Population (2026-01-01)
- • Total: 2,346
- • Density: 58.00/km^{2} (150.2/sq mi)
- Time zone: UTC+1 (CET)
- • Summer (DST): UTC+2 (CEST)
- Postal codes: 294 02, 294 06
- Website: www.knezmost.cz

= Kněžmost =

Kněžmost is a municipality and village in Mladá Boleslav District in the Central Bohemian Region of the Czech Republic. It has about 2,300 inhabitants.

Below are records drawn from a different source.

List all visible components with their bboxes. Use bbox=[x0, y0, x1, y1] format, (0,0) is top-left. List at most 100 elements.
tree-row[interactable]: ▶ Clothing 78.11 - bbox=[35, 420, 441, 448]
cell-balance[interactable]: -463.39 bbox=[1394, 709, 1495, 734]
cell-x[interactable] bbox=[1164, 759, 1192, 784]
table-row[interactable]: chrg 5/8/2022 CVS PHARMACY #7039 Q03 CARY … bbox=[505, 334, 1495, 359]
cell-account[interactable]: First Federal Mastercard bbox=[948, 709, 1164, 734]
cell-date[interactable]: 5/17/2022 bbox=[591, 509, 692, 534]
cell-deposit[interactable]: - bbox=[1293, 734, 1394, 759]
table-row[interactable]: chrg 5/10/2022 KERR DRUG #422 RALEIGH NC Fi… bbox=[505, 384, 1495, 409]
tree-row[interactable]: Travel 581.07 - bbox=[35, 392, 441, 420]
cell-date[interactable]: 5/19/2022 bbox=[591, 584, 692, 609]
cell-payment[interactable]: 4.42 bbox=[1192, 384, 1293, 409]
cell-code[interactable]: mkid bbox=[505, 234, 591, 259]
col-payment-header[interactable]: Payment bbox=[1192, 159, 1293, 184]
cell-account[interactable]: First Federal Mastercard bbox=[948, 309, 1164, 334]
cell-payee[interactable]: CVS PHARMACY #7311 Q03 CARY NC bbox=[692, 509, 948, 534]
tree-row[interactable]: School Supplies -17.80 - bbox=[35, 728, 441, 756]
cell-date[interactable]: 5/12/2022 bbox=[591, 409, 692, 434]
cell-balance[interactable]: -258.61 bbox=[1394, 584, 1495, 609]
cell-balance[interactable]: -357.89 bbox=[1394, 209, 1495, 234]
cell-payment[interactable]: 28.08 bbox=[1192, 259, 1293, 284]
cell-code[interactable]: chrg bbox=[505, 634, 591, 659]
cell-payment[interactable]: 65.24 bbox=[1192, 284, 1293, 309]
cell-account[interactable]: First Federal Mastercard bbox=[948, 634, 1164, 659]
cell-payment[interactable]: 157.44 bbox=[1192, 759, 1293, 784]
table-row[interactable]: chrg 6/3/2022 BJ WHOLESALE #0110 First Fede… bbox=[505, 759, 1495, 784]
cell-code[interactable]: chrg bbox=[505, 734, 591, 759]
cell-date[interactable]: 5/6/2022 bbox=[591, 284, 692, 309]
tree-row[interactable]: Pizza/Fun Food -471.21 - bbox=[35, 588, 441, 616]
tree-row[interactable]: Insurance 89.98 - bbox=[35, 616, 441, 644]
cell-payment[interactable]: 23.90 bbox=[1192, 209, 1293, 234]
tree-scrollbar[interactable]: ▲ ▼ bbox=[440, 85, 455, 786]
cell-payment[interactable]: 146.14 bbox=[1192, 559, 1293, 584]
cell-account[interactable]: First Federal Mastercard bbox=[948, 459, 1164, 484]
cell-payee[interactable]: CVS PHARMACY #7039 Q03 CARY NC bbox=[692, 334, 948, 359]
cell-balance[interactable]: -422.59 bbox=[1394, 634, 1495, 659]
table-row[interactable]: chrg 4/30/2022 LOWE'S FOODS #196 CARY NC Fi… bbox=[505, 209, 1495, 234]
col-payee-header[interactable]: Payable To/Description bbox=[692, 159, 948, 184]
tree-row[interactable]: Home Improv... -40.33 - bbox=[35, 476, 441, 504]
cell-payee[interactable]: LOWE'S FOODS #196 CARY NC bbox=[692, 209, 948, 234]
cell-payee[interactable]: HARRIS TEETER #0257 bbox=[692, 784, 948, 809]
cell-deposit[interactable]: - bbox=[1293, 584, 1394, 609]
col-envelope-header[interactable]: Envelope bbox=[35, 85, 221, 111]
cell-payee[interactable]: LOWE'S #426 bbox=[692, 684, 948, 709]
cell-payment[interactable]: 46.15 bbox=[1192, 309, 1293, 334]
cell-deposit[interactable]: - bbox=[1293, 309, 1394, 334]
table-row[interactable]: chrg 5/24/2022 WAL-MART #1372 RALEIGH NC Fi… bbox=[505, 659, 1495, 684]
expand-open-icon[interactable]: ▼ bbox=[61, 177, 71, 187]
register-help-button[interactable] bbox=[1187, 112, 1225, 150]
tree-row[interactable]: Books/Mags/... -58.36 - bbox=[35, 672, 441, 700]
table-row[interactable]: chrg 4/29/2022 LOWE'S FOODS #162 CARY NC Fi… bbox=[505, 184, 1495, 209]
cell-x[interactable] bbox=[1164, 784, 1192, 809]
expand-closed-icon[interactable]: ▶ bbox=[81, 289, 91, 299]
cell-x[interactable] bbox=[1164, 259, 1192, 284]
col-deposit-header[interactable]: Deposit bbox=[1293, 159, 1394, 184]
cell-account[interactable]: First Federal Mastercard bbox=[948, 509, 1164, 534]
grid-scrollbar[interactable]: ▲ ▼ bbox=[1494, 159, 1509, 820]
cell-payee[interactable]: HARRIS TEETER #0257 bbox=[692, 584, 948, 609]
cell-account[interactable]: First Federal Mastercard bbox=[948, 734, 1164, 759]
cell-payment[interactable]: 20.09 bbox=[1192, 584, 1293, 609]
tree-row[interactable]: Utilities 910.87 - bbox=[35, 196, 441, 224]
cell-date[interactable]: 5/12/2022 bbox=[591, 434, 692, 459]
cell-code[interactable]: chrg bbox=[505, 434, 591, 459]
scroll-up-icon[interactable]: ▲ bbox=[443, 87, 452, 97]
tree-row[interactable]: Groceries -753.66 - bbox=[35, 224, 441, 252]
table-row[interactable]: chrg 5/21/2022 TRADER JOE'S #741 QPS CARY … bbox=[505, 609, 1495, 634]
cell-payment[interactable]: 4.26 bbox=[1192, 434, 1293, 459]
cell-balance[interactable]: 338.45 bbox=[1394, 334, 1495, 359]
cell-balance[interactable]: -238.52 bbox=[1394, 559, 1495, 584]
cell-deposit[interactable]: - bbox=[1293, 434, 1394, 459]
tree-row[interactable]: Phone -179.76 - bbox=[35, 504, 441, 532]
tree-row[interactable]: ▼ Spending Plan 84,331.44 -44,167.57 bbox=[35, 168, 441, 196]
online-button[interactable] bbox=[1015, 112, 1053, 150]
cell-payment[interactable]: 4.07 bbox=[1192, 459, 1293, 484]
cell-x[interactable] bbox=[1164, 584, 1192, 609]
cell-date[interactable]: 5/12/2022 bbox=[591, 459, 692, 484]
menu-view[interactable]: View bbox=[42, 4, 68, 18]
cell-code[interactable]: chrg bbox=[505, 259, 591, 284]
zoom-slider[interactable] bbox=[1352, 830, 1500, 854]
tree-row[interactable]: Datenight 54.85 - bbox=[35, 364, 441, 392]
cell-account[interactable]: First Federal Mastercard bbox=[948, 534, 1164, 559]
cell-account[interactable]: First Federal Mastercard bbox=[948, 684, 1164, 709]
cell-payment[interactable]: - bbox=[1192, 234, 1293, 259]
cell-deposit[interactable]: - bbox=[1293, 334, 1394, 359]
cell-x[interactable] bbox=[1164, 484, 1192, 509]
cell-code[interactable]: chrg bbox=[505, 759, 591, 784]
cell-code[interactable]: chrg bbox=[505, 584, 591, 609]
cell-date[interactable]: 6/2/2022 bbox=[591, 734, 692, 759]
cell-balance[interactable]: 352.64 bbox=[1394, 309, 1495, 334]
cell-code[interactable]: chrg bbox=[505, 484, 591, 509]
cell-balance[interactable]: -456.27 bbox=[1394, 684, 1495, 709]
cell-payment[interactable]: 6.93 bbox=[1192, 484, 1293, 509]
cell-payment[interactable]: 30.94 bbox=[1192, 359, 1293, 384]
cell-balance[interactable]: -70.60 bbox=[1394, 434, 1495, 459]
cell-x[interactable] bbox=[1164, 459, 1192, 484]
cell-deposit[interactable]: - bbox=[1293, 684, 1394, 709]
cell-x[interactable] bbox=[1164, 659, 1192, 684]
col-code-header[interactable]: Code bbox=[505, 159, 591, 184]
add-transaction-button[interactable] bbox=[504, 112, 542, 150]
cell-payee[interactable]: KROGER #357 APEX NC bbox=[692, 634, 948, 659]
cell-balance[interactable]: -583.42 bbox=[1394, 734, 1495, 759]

==Administrative division==
Kněžmost consists of 15 municipal parts (in brackets population according to the 2021 census):

- Kněžmost (1,278)
- Býčina (44)
- Chlumín (50)
- Čížovka (17)
- Drhleny (56)
- Koprník (101)
- Lítkovice (60)
- Malobratřice (111)
- Násedlnice (77)
- Solec (43)
- Soleček (51)
- Srbsko (41)
- Suhrovice (92)
- Úhelnice (115)
- Žantov (61)

==Etymology==
The name is derived from knížecí most, i.e. 'princely bridge'. The settlement was founded by an old princely bridge.

==Geography==
Kněžmost is located about 11 km east of Mladá Boleslav and 55 km northeast of Prague. It lies in the Jičín Uplands. The highest point is the hill Větrák at 361 m above sea level. The Kněžmostka stream flows through the municipality and supplies several fishponds. The northern part of the territory lies in the Bohemian Paradise Protected Landscape Area.

==History==
The first written mention of Kněžmost is from 1380, but the customs office was here already in 1316.

==Transport==
The railway from Bakov nad Jizerou to Dolní Bousov passes through the territory, but it is not used.

==Sights==
The main landmark of Kněžmost is the Church of Saint Francis of Assisi. It was built in the Empire style in 1838–1843.